At Logentries we chat to new users everyday who are looking for an improved solution for centralizing and analyzing their log data. They have often tried rolling their own solution, have previously gone the open source route, or are using an “old school” logging technology.
But, what we find across new users, regardless of how they are managing their log data, are some common challenges that have historically made log management and real-time analytics challenging.
We decided to take our data, along with some similar research from a recent SANs report, and show you some of these challenges, and possible solutions!
#4 Data Normalization at Collection
Many of today’s logging solution can handle formats like JSON nicely.
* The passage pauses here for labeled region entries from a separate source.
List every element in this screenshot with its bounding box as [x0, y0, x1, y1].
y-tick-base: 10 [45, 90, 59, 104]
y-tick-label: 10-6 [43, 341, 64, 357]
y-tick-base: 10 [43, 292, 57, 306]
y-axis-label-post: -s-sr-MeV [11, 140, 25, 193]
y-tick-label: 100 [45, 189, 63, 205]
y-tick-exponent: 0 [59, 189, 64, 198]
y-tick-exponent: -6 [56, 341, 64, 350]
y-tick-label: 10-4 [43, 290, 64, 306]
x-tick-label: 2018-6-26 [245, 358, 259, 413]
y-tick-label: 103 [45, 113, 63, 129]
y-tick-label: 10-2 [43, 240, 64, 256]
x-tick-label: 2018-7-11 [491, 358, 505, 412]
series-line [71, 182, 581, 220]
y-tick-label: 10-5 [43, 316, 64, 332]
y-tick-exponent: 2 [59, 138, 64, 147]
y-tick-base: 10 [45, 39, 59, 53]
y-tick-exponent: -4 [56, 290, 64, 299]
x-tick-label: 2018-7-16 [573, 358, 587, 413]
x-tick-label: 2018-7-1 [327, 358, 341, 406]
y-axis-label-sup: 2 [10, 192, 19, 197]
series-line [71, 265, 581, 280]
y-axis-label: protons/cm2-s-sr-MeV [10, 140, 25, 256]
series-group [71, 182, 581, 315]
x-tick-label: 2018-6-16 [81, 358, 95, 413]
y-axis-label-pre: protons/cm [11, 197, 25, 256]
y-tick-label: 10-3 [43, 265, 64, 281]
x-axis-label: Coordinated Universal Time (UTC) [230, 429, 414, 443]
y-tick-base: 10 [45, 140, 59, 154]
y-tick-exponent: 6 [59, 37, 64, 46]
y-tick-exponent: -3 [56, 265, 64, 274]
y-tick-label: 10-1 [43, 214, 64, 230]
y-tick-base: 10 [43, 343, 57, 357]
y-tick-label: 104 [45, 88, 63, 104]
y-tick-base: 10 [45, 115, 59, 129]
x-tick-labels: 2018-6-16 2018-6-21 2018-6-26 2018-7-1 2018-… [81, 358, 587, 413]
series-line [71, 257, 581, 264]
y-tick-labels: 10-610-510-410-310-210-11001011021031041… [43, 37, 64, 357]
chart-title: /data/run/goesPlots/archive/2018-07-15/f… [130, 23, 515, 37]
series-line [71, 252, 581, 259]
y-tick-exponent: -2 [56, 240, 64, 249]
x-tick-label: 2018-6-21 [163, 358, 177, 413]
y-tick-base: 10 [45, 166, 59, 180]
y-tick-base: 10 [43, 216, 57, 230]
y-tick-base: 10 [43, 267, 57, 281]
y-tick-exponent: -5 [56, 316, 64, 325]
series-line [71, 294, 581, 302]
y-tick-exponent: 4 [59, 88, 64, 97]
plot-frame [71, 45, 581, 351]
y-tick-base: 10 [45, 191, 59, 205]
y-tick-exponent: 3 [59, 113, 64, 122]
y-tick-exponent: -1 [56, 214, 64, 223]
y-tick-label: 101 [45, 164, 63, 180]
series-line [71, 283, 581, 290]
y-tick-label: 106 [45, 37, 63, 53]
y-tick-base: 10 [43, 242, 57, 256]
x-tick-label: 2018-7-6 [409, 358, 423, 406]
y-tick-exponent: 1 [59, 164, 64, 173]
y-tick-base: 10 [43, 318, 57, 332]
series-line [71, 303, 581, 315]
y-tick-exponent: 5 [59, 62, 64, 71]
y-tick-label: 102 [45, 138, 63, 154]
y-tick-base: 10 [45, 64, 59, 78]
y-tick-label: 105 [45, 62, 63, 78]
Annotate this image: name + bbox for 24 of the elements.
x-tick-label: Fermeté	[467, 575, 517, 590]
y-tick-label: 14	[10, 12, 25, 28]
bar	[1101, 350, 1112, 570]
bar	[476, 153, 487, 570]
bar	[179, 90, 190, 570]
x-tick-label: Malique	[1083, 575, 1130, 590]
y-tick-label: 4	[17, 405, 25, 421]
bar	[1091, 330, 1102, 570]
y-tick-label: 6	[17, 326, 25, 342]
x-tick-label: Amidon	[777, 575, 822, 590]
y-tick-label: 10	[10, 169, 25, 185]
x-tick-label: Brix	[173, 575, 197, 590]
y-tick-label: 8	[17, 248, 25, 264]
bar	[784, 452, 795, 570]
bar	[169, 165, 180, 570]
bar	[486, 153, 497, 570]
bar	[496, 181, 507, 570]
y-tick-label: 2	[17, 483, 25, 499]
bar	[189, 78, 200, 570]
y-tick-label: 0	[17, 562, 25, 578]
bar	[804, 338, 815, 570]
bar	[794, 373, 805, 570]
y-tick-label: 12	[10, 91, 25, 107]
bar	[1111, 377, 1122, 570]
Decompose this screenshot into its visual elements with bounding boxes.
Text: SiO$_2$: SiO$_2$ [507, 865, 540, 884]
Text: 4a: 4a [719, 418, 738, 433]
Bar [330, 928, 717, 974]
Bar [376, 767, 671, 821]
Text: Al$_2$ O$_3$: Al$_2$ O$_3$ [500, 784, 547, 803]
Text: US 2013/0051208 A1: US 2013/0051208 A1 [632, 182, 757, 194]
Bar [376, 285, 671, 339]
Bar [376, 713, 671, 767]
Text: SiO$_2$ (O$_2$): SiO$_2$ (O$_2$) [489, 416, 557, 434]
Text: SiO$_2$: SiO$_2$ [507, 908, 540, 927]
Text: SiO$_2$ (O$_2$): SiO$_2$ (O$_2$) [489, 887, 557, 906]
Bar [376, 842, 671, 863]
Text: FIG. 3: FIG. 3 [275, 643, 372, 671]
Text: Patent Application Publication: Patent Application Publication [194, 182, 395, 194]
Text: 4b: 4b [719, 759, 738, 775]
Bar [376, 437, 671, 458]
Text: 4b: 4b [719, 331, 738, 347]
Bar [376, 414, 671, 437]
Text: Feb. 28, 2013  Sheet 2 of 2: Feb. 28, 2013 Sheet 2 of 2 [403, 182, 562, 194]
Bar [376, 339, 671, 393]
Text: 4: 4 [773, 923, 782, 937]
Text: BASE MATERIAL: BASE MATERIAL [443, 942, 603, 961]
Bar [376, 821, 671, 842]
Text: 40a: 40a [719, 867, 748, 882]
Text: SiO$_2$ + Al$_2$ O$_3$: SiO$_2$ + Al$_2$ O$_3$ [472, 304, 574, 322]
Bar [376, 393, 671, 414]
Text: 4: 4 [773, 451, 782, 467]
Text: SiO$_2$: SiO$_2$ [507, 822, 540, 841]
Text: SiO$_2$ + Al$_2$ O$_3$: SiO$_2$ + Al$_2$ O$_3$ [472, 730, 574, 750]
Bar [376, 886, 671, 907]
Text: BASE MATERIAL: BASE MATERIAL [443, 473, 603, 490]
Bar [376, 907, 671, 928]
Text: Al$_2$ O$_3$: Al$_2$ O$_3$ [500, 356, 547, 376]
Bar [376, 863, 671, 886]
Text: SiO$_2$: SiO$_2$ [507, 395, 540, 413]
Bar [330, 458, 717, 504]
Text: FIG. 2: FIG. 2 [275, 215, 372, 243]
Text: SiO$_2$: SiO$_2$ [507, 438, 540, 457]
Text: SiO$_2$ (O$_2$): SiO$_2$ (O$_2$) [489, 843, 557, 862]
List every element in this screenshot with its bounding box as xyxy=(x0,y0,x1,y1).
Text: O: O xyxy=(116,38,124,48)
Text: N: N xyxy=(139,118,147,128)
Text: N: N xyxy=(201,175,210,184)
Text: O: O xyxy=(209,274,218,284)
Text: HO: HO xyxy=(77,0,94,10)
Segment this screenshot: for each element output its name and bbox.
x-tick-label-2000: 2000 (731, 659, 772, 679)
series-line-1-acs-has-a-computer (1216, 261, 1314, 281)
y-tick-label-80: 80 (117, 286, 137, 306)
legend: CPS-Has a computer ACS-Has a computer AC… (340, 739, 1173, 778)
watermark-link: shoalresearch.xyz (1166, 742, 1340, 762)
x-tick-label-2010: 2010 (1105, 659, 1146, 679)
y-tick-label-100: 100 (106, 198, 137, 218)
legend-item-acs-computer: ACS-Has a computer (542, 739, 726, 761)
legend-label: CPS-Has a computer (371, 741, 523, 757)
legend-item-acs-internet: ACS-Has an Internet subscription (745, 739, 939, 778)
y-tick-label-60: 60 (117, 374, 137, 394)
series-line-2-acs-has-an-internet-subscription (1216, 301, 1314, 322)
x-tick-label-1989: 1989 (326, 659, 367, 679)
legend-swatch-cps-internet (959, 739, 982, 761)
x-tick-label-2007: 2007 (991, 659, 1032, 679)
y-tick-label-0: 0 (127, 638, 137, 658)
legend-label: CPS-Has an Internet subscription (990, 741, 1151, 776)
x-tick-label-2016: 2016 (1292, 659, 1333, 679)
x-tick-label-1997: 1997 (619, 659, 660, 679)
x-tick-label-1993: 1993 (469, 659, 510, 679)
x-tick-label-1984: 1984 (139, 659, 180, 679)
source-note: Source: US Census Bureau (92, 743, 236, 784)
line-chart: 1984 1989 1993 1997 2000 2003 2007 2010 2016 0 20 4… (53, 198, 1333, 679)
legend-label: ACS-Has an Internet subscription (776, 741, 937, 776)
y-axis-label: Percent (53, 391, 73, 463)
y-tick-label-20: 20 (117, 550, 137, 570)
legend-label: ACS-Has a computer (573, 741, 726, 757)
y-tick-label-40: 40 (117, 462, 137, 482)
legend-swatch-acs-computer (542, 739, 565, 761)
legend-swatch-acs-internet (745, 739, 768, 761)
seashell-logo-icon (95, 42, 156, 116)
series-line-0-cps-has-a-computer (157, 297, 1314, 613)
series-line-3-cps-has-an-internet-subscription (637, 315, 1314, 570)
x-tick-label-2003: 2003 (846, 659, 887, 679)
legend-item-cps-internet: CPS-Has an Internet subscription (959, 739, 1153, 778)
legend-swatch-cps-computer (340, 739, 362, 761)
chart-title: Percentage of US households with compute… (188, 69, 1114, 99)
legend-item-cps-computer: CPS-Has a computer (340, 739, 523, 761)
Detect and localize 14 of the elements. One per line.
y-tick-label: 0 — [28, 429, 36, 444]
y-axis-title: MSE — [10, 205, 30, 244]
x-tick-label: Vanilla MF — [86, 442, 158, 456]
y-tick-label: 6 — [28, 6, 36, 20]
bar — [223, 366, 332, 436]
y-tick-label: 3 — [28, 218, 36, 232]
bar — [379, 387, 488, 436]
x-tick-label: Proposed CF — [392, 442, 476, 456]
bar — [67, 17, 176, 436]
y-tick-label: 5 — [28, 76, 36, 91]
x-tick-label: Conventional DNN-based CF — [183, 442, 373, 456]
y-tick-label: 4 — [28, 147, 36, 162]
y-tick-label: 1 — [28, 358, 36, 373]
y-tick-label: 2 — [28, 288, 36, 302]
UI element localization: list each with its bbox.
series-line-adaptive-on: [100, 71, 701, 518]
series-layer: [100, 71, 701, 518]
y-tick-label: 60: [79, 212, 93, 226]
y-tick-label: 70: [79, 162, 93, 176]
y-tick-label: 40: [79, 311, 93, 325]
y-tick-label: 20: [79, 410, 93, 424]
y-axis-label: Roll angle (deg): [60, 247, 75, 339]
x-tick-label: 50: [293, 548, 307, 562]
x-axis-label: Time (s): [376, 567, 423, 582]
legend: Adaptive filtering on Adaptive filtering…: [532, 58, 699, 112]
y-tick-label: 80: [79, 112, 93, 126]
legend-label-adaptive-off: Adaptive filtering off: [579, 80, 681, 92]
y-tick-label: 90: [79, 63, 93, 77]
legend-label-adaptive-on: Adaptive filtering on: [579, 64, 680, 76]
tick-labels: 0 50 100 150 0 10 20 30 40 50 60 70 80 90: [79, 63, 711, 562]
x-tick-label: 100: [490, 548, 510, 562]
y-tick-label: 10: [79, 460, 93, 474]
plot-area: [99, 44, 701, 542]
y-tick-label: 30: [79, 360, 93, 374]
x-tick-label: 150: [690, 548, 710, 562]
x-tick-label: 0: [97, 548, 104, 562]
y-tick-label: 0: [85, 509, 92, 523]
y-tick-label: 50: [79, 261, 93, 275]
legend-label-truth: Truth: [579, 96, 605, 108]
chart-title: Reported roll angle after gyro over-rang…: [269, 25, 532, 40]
Most however will not be able to do a whole lot with any custom logs you might have or flat log formats that do not have keys value pairs.
Let’s face it, it’s not always possible to structure or format your logs nicely as you may not have access to the app or service source code to have the formats updated so that your logging solution can handle them.
Tip: Look out for logging solutions with the ability to easily handle known formats (e.g. JSON, Key value pairs, syslog…) as well as the ability to work with any custom log format (e.g. using regex for field extraction).
#3 Lack of Analysis Capabilities
Logs as Data is the concept of using your logs to extract key metrics or trends about your systems behaviour. Logs can be a rich data source, provided you can work with the log format AND can perform analytical functions on your key metrics extracted from your log events. Many traditional logging solutions have focused on being able to simply index and search your logs. While being able to effectively and efficiently search your logs is important in particular for troubleshooting and forensics, being able to apply analytical functions to key metrics in your logs (e.g. Average, Max, Min, GroupBys…) opens up your log data to a much richer set of use cases.
Tip: Look for logging solutions that can handle any log format and that can perform analytical functions on your key metrics so that you can use your logs as data and can easily use them to investigate trends in system behavior or resource usage.
#2 Correlation of Information
One of my biggest pet peeves with Log Management Solutions is how difficult they make it to correlate data. Most Splunk-like technologies send all of your log data into one big bucket and provide you with a complex search query language that you need to learn to even do some basic correlation. It’s a little like using a sledge hammer to … deal with a nail…Finding those important events or correlating only a small number of sources can be extremely painful. Being able to access and correlate your logs in real time is also a key requirement.
Tip: Find a solution where you can dynamically group your logs into different containers or buckets. It is important to be able to look at different log sources in isolation (e.g. at a per log level such as a single web server log from a given instance) as well as in a combined view (e.g. all web server logs from my production environment). It’s also important to be able to do all of this in real time. Look for a solution that provides you with a live tail view and also the ability to combine live tail views from different sources into an aggregate view so that you can correlate in real time.
#1 Identification of Key Events
Knowing what to look for can be the hardest challenge of all. This is one of the biggest issues with technologies that focus on search and complex query languages. After all it doesn’t matter how powerful your search language is if you don’t know what to look for.
Tip: Use a log management solution that goes beyond search. The ability to identify system anomalies is important as well as the ability to perform health checks using inactivity alerting. Ideally, you should be able to plug in out of the box intelligence for known platforms and frameworks so that you can see important trends in key metrics without having to think about what you need to search for.